Page 90 of Ruthless

Diego counted down. My hand found Vincent's arm as we prepared to move. The contact sent electricity through my palm, grounding me in the moment.

"GO!"

All four doors opened simultaneously in a choreographed explosion of movement. I hauled Vincent from the SUV, keeping his body shielded with mine. Lo exited backward, weapon trained on the entrance ramp, covering our six. Diego killed the engine and pocketed the keys smoothly, already striding toward the hearse.

Fifteen feet. Ten. Five.

Our footsteps echoed in perfect synchronization, not planned but the natural result of professionals who knew how to move together. Lo maintained his backward shuffle while I guided Vincent with a hand on his lower back. Diego was already working the hearse's locks before we reached it.

"Clear," Lo reported, pivoting smoothly to cover our new position.

Diego yanked the hearse's rear door open. I practically threw Vincent inside—no time for gentleness—and dove in after him. Lo slammed into the passenger seat just as Diego slid behind the wheel.

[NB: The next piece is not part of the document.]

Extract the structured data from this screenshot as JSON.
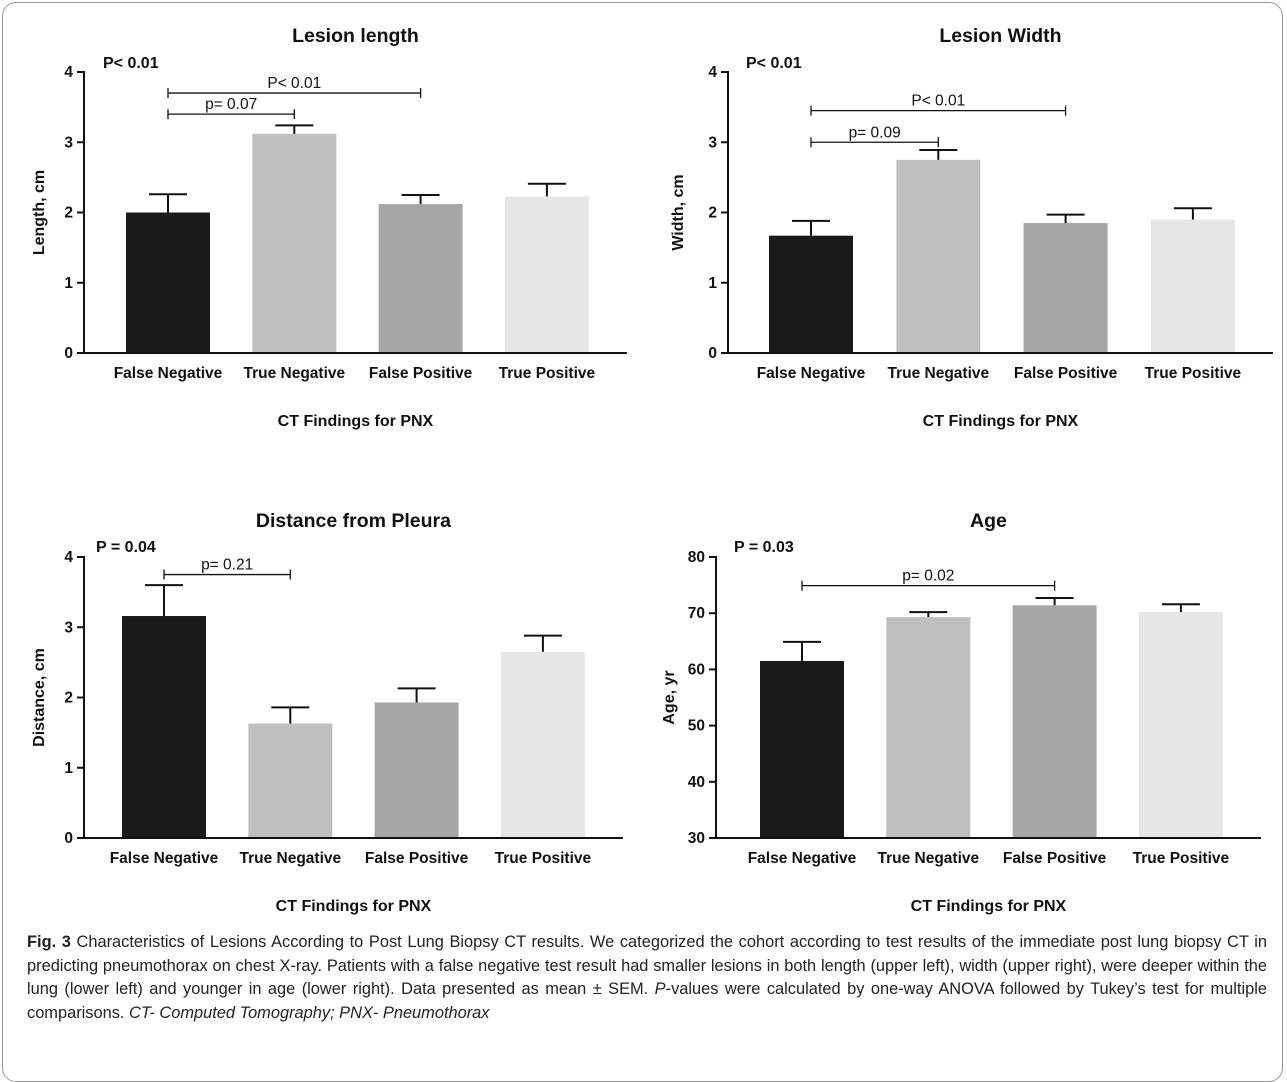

Total elapsed time: eleven seconds.

The hearse roared to life, Diego already shifting into reverse before my door fully closed.

We'd practiced this in the Acropolis, but the real thing was violent and efficient poetry that would make other crews weep with envy.

Diego got us moving. In the confined space, Vincent and I untangled ourselves, though the hearse's design kept us close. His shoulder pressed against mine as we settled onto the floor.

A shot cracked against the hearse's reinforced exterior. Our pursuers had reached the garage. But we were already accelerating toward the exit.

"That was..." Vincent's voice came out breathless.

"Eleven seconds," I said, allowing myself a moment of pride. "Not our best time, but decent under fire."

Through the tinted windows, our pursuers converged on our abandoned SUV. The vehicle switch had bought us moments. In our line of work, that was the difference between a clean escape and a body bag.

"Jasper, we need an exit," I called.

The digitized voice returned, an edge of exhilaration cutting through the electronic distortion: "North exit clear for twenty seconds. Creating diversion." An explosion echoed in the distance, followed by alarms. "Make that forty seconds. Their communication network just experienced... technical difficulties."

"Efficient bastard," Diego muttered, but it sounded like approval.

"Will we make it?" Vincent asked, straightening his tie with hands that barely shook.

"Twelve minutes to spare," I confirmed.

As if summoned, the Escalade reappeared in our mirrors. Persistent fuckers.

"The cemetery's neutral ground," I reminded everyone. What I didn't say: Prometheus might honor that tradition, or he might just decide scorching sacred earth was worth it to drag me back to his collection of broken toys.

Vincent shifted beside me, and I caught the slight wince. Still sore from last night. The inappropriate awareness of that knowledge that I'd marked him inside as thoroughly as any bruise threatened to break through my tactical focus.

The way he looked at me… It was like he was seeing something new, something that affected him in ways his brain couldn't quite process. His pupils were still dilated, but not just from fear.

"How are we going to get out of this?" he asked quietly. "They'll be waiting when we leave the cemetery."

"One problem at a time, doc," I said, loading a fresh magazine. My hands were perfectly steady now, all the tremors burned away by purpose. "First, we get you to Michael's funeral. Then we worry about staying alive."

The hearse blended into traffic, just another vehicle carrying grief through the city.

"I've corrupted their GPS data," Jasper's voice buzzed through comms. "Sending them to the wrong location. You have minutes before they realize."

Eight years. Hephaestus had been dismantling Prometheus's empire piece by piece for eight years. And now he was helping us. If someone that powerful could break free, maybe there was hope for all of us.

The cemetery gates appeared ahead. Sacred ground. Even in our world, some rules held. The Escalade fell back, unwilling to follow. For now.